Lesions in this region often cause manifestations of involvement of the corresponding cranial nerves, which are commonly seen in auditory neuromas and meningiomas.
Jugular foramen area
Jugular foramen syndrome (Vernet’s syndrome)
The medial part of the jugular foramen is the area where the Ⅸ, X and D cranial nerves pass through.
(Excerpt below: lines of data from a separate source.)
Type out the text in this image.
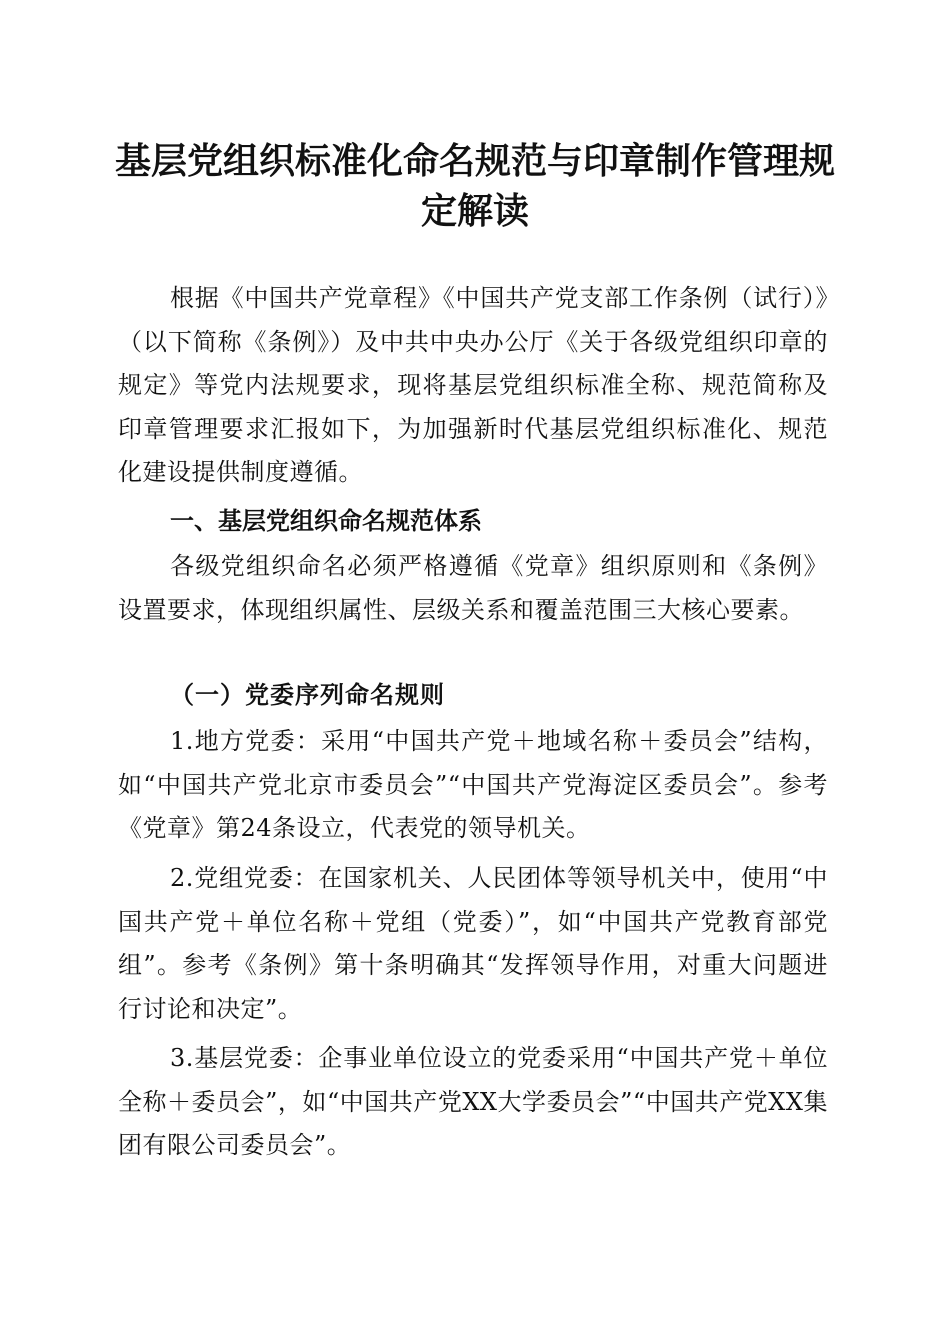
基层党组织标准化命名规范与印章制作管理规
定解读

根据《中国共产党章程》《中国共产党支部工作条例（试行）》（以下简称《条例》）及中共中央办公厅《关于各级党组织印章的规定》等党内法规要求，现将基层党组织标准全称、规范简称及印章管理要求汇报如下，为加强新时代基层党组织标准化、规范化建设提供制度遵循。

一、基层党组织命名规范体系

各级党组织命名必须严格遵循《党章》组织原则和《条例》设置要求，体现组织属性、层级关系和覆盖范围三大核心要素。

（一）党委序列命名规则

1.地方党委：采用“中国共产党＋地域名称＋委员会”结构，如“中国共产党北京市委员会”“中国共产党海淀区委员会”。参考《党章》第24条设立，代表党的领导机关。

2.党组党委：在国家机关、人民团体等领导机关中，使用“中国共产党＋单位名称＋党组（党委）”，如“中国共产党教育部党组”。参考《条例》第十条明确其“发挥领导作用，对重大问题进行讨论和决定”。

3.基层党委：企事业单位设立的党委采用“中国共产党＋单位全称＋委员会”，如“中国共产党XX大学委员会”“中国共产党XX集团有限公司委员会”。
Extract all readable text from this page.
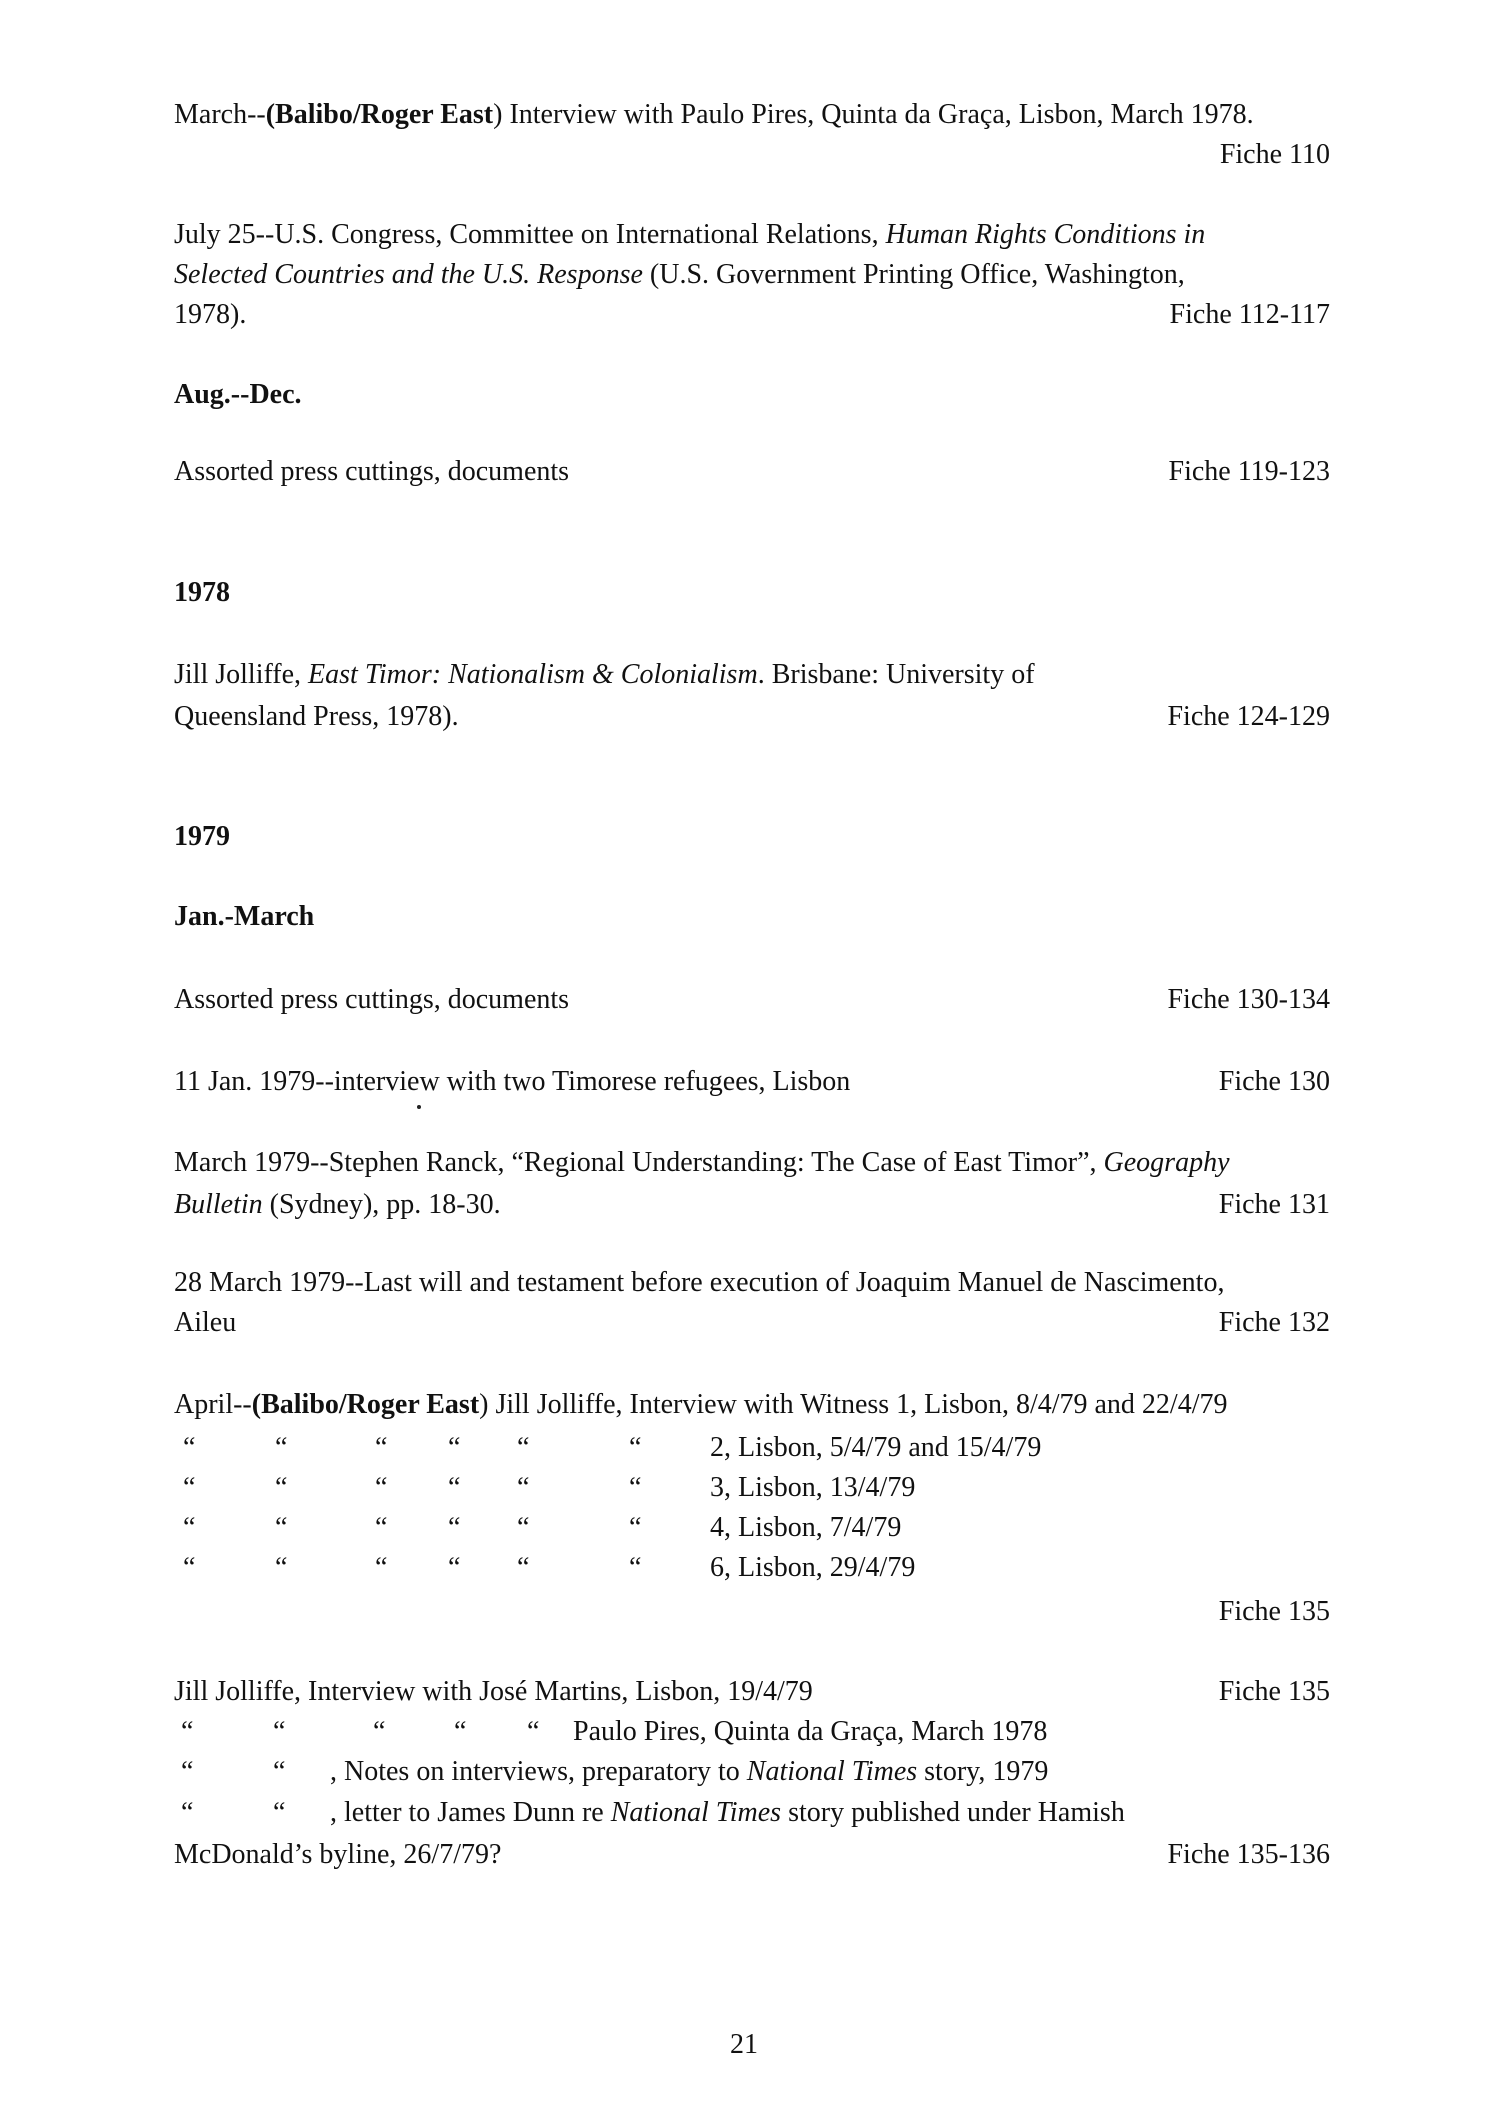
March--(Balibo/Roger East) Interview with Paulo Pires, Quinta da Graça, Lisbon, March 1978.
Fiche 110
July 25--U.S. Congress, Committee on International Relations, Human Rights Conditions in
Selected Countries and the U.S. Response (U.S. Government Printing Office, Washington,
1978).	Fiche 112-117
Aug.--Dec.
Assorted press cuttings, documents	Fiche 119-123
1978
Jill Jolliffe, East Timor: Nationalism & Colonialism. Brisbane: University of
Queensland Press, 1978).	Fiche 124-129
1979
Jan.-March
Assorted press cuttings, documents	Fiche 130-134
11 Jan. 1979--interview with two Timorese refugees, Lisbon	Fiche 130
March 1979--Stephen Ranck, “Regional Understanding: The Case of East Timor”, Geography
Bulletin (Sydney), pp. 18-30.	Fiche 131
28 March 1979--Last will and testament before execution of Joaquim Manuel de Nascimento,
Aileu	Fiche 132
April--(Balibo/Roger East) Jill Jolliffe, Interview with Witness 1, Lisbon, 8/4/79 and 22/4/79
“	“	“ “ “	“ 2, Lisbon, 5/4/79 and 15/4/79
“	“	“ “ “	“ 3, Lisbon, 13/4/79
“	“	“ “ “	“ 4, Lisbon, 7/4/79
“	“	“ “ “	“ 6, Lisbon, 29/4/79
Fiche 135
Jill Jolliffe, Interview with José Martins, Lisbon, 19/4/79	Fiche 135
“	“	“ “ “ Paulo Pires, Quinta da Graça, March 1978
“	“ , Notes on interviews, preparatory to National Times story, 1979
“	“ , letter to James Dunn re National Times story published under Hamish
McDonald’s byline, 26/7/79?	Fiche 135-136
21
Craniospinal canal syndrome
Lesions near the greater occipital foramen often invade the posterior cranial fossa and the higher spinal canal in both intervals, successively involving structures such as the cerebellum, medulla oblongata, posterior group of cranial nerves and upper cervical medulla.
XI. Cerebellar lesions
Cerebellar hemispheres
Ipsilateral limb ataxia, nystagmus, poor distance discrimination, and rotational disorders. Positive finger-nose and heel-knee-shin tests, decreased muscle tone in the ipsilateral hemithorax.
Earthworm
Trunk ataxia, cerebellar tyrannical speech, rarely reduced muscle tone and limb abnormalities.
Dentate nucleus
Hypermobility, myoclonus.
Cerebellar peduncle
Lesions of the superior cerebellar peduncle (binding arm) cause ipsilateral cerebellar ataxia, lesions of the contralateral red nucleus cause involuntary movements and head deviation to the diseased side; lesions of the middle cerebellar peduncle (pontine arm) show frontal ataxia; lesions of the inferior cerebellar peduncle (cordus) cause ipsilateral cerebellar ataxia, balance disorders, nystagmus and dysgraphia.